AGNC is not your typical REIT

Real estate is in the name real estate investment trust (REIT), a special type of corporate structure that lets companies pass income on to investors without paying corporate taxes. The intent of the REIT structure is to give small investors the chance to buy into institutional level properties. All in, REITs often are a great option for dividend focused investors.

However, not all REITs are equal. That is particularly true when you bring in a REIT like AGNC Investment. It buys mortgages that have been pooled into bond-like securities, often called something like a collateralized mortgage obligation (CMO). That's not the same thing as buying a physical property, even though AGNC is offering access to institutional-level real estate investments (the CMOs it buys). Mortgage REITs are more like mutual funds than operating companies.

The mortgage REIT sector is fairly complex. For example, interest rates can have an extreme impact on mortgage bond prices. Rates can also impact property markets, which can lead to shifts in the availability of mortgages to be turned into CMOs. In addition, interest rates can impact the rate at which mortgage holders pay down their mortgages, another unique aspect of the CMO puzzle. And since CMOs trade all day, these factors all get priced into the securities on a minute-by-minute basis. As if that weren't enough, most mortgage REITs use debt, often with their CMO portfolio as collateral, which can both enhance returns and increase risk.

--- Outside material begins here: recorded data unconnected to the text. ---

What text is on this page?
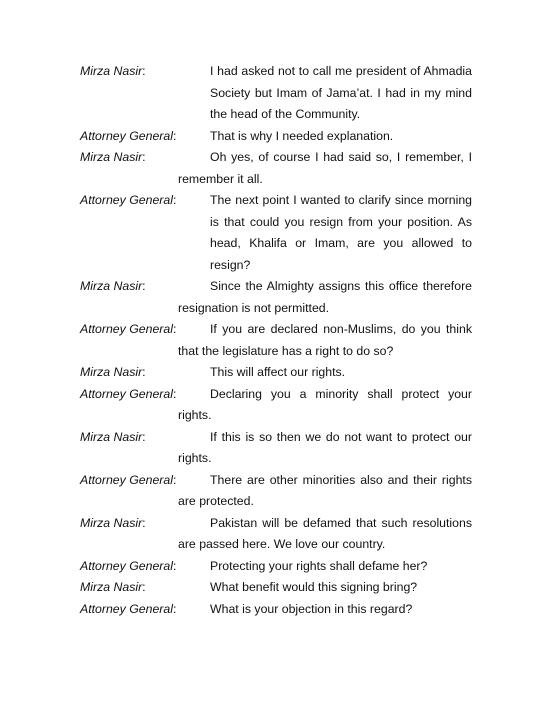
Mirza Nasir:	I had asked not to call me president of Ahmadia Society but Imam of Jama’at. I had in my mind the head of the Community.
Attorney General:	That is why I needed explanation.
Mirza Nasir:	Oh yes, of course I had said so, I remember, I remember it all.
Attorney General:	The next point I wanted to clarify since morning is that could you resign from your position. As head, Khalifa or Imam, are you allowed to resign?
Mirza Nasir:	Since the Almighty assigns this office therefore resignation is not permitted.
Attorney General:	If you are declared non-Muslims, do you think that the legislature has a right to do so?
Mirza Nasir:	This will affect our rights.
Attorney General:	Declaring you a minority shall protect your rights.
Mirza Nasir:	If this is so then we do not want to protect our rights.
Attorney General:	There are other minorities also and their rights are protected.
Mirza Nasir:	Pakistan will be defamed that such resolutions are passed here. We love our country.
Attorney General:	Protecting your rights shall defame her?
Mirza Nasir:	What benefit would this signing bring?
Attorney General:	What is your objection in this regard?
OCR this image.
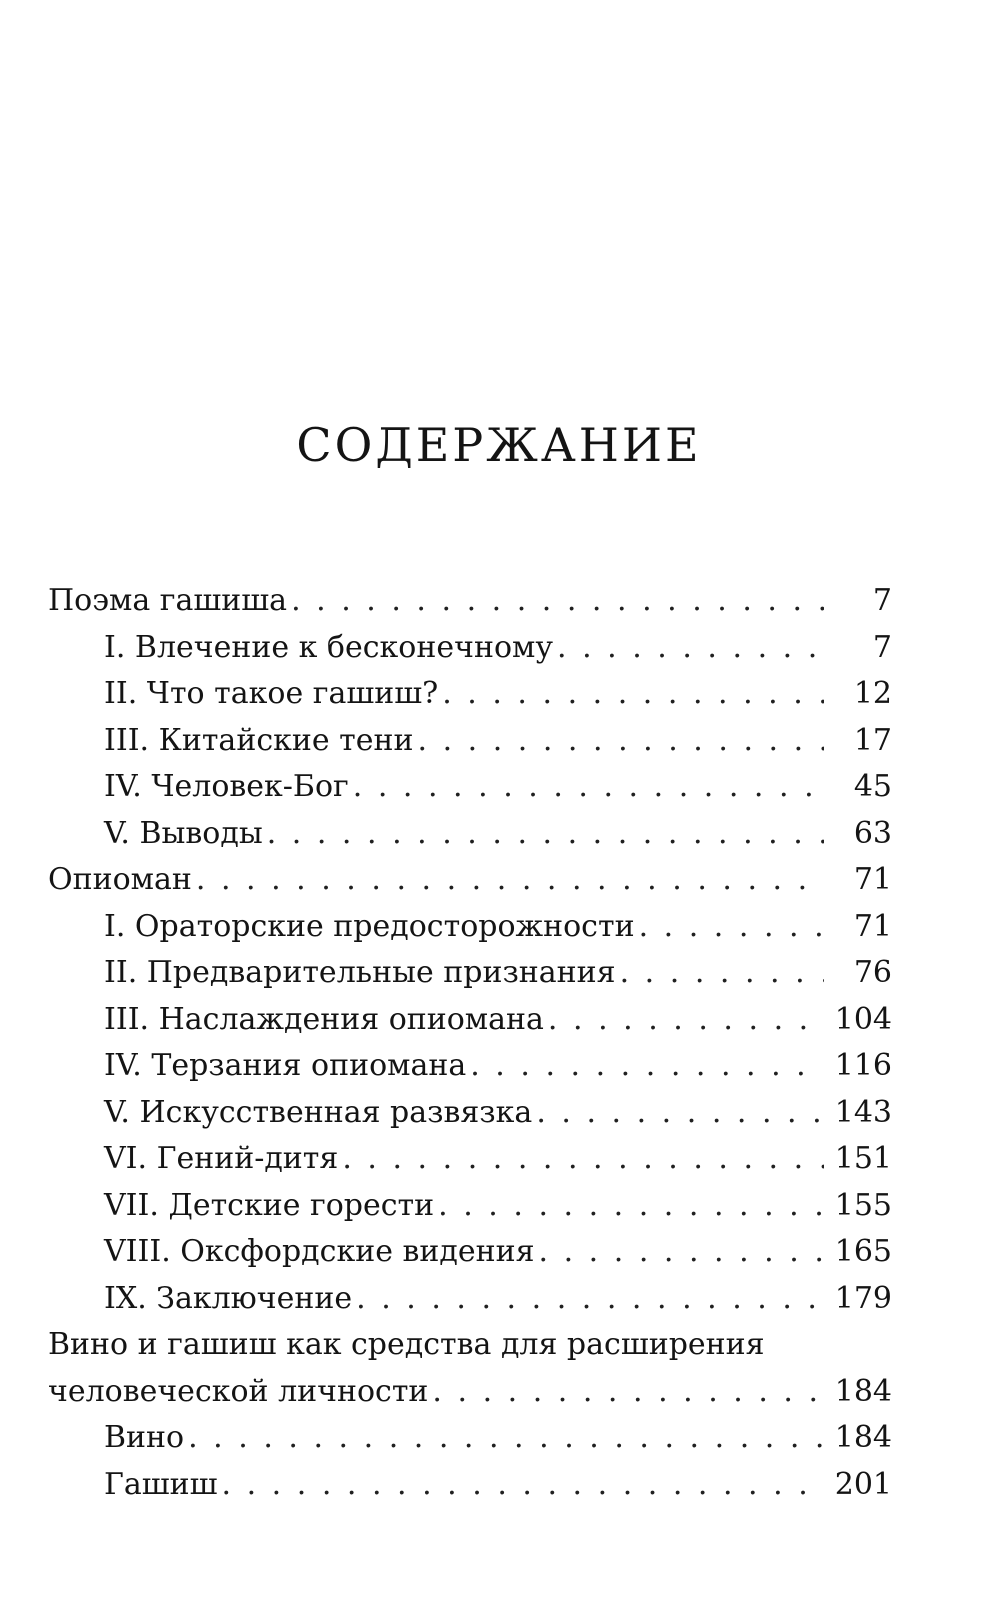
СОДЕРЖАНИЕ
Поэма гашиша . . .	7
I. Влечение к бесконечному . . .	7
II. Что такое гашиш? . . .	12
III. Китайские тени . . .	17
IV. Человек-Бог . . .	45
V. Выводы . . .	63
Опиоман . . .	71
I. Ораторские предосторожности . . .	71
II. Предварительные признания . . .	76
III. Наслаждения опиомана . . .	104
IV. Терзания опиомана . . .	116
V. Искусственная развязка . . .	143
VI. Гений-дитя . . .	151
VII. Детские горести . . .	155
VIII. Оксфордские видения . . .	165
IX. Заключение . . .	179
Вино и гашиш как средства для расширения
человеческой личности . . .	184
Вино . . .	184
Гашиш . . .	201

This is not a sector that most small investors should be looking at unless they are willing to really dig in and get to understand the mortgage REIT niche very well. And then you can start to look at individual stocks.

Total return over dividends

But the truth is that mortgage REITs like AGNC aren't really meant for small investors. They are designed as total return investments, which assumes dividend reinvestment, that can be used by institutional investors using an asset allocation framework. That's neither good nor bad, but it is very different from an investor who is looking to live off of the dividends they generate from their portfolio.